黃花梨木架上,擺著各種價值連城的舶來品,房屋的陳設布景甚至比宮殿還要精致幾分,段焱燁卻無心欣賞。
外室空無一人,珠簾隔開兩間屋子,他剛走進屋子就停下腳步,滿臉警惕。
他還沒有忘記上次來這裡……遇到的事。
沒給他回憶的時間,霓裳掀開珠簾,對他招招手,語氣冷漠:“小姐讓你過來。
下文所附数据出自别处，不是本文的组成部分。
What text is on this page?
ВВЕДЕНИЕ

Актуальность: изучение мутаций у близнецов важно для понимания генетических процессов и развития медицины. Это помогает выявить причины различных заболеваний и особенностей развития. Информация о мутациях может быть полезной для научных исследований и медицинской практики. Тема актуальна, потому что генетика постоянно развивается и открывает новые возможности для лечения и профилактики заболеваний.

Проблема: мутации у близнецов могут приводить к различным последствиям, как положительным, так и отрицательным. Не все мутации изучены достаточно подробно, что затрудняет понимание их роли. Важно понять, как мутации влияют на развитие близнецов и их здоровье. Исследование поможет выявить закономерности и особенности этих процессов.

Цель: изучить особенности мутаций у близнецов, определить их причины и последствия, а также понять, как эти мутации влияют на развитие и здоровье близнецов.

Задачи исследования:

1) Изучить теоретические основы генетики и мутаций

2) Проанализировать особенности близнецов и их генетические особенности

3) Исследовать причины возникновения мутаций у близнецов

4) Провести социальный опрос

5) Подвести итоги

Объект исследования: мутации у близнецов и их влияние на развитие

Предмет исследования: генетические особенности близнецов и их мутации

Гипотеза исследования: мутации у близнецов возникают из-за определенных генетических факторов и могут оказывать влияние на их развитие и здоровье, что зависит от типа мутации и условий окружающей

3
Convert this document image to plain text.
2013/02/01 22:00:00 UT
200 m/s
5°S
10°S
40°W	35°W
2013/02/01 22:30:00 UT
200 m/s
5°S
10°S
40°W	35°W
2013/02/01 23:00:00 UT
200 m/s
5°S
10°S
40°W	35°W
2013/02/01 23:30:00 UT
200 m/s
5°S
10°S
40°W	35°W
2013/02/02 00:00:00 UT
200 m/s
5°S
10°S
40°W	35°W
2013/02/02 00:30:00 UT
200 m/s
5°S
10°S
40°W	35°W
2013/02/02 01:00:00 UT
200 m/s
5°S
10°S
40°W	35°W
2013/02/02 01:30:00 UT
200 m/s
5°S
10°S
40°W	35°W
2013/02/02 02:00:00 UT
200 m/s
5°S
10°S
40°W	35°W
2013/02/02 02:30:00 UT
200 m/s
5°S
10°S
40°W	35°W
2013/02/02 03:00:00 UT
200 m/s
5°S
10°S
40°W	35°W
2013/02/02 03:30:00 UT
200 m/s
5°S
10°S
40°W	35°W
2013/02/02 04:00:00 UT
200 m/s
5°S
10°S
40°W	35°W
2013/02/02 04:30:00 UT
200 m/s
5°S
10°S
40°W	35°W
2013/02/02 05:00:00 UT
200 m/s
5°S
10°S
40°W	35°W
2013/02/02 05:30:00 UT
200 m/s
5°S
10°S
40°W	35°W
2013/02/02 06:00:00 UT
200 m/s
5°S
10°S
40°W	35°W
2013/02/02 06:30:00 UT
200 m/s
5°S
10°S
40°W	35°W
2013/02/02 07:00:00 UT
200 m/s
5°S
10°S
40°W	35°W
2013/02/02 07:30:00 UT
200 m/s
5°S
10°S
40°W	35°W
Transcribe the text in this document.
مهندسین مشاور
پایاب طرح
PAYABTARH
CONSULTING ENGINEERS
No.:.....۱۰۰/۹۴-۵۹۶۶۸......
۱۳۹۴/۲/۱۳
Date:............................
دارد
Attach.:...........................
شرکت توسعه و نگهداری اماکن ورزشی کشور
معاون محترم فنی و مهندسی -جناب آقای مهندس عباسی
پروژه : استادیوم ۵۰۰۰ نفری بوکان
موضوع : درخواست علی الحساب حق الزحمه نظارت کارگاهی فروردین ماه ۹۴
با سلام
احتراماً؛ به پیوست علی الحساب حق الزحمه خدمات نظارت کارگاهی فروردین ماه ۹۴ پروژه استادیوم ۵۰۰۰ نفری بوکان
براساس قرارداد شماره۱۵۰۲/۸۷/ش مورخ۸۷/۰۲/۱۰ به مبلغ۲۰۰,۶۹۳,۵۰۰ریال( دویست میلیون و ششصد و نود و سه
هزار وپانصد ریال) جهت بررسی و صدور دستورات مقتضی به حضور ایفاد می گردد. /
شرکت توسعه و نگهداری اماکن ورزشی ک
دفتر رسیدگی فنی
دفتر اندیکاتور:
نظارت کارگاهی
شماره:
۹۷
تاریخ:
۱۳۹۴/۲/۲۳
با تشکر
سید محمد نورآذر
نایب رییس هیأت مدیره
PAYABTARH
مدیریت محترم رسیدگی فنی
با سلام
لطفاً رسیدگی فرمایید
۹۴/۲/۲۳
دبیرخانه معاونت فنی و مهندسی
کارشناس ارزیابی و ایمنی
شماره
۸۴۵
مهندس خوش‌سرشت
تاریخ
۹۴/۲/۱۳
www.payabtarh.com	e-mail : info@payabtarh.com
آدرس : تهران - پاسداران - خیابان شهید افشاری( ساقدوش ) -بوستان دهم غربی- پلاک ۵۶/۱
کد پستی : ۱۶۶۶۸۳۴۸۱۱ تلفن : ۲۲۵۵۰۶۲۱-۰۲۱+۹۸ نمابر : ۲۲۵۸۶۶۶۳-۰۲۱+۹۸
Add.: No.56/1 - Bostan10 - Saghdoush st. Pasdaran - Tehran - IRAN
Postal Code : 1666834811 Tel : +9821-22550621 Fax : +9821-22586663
”
段焱燁皺了皺眉。
她到底想做什麼?
雖然滿心抗拒,但腳下還是第一時間邁開步子。
見他動身,霓裳放了簾子回到裡屋,段焱燁跟在後麵,剛踏進去就瞳孔一縮,被滿屋的陳設震到,比外室還要奢華數倍的房間在眼前徐徐展開。
正對著自己的,是一張約莫三張床和寬的巨床,四周搭著深色帷幔,透出一股莊重神秘的氛圍。
幾個精致的檀木箱放在四角,梳妝台上金光閃閃,衣櫃更是占了整整一麵牆,連牆壁的紋理和房梁都經過精心刻繪,栩栩如生。
這簡直是……一座由‘黃金’搭成的屋子。
段焱燁看得眼皮直跳,不由深吸了一口氣。
作為一個養著私兵……並且心有宏圖的上位人士,他一眼就能看出,光這間屋子,就足夠五萬將士幾年的吃喝。
更彆提她私底下擁有的銀兩、鋪子,以及其他難以合計的首飾寶物。
如果誰娶了鳳溫淺……怕是幾輩子都不必為銀錢發愁了。
段焱燁不得不懷疑鳳相的貪官程度。
他的神色太過複雜,溫淺無法忽視,抿了口茶,淡淡道:
“這麼中意我的閨房?”
段焱燁:“……”
獨屬那人的清冷語調在耳邊回響,聽不出情緒,他硬著頭皮轉過臉,就見剛才被刻意忽略的深木寶座中,鳳溫淺倚靠在其間,正調笑的看著他。
那笑意實在奇怪,不似往常使壞的預兆,反倒讓人形容不上來。
簡直是……溫柔?
段焱燁心裡霎時警鈴大作。
不對勁。
很不對勁。
溫淺對霓裳勾了勾手指,後者立馬會意,擺上一盒物體,段焱燁沒關注,大部分目光都被那根白皙的拇指吸引。
她指骨生的極美,又長又細,透出的骨感令人忍不住多看兩眼。
被懲罰時,段焱燁曾無數次的將視線鎖定在這雙手上,以此消減身體的疼痛。
若非親眼所見,決計不會有人將這手和那根黑骨鞭聯係在一起。
“小姐,好了。”
“嗯。”
鳳溫淺略微頷首,睫毛如鴉羽般掃下,霓裳瞥了眼他,然後恭敬的對前者行禮退下。
珠簾發出清脆的碰撞聲,而後再無動靜。
霓裳走後,內室隻剩下他們兩個,靜的針落可聞。
他抬眸看了眼鳳溫淺,後者麵色淡淡,拿起茶盞抿了一口,看不什麼情緒,反倒是他有些心神不寧。
喝完茶,溫淺將茶盞置於桌上,指了指寶座對麵的位子,對他道:
“坐到那邊去。”
聞言,段焱燁緩緩動身,足下像有千斤重,緊縮著的眉頭一直未曾舒展。
待他好不容易挪到座椅上時,側麵傳來嘩啦啦的落子聲,清脆如注,他扭頭,便見鳳溫淺撩起一手黑子,幾顆棋子從她手中滑落,黑與白映照分明。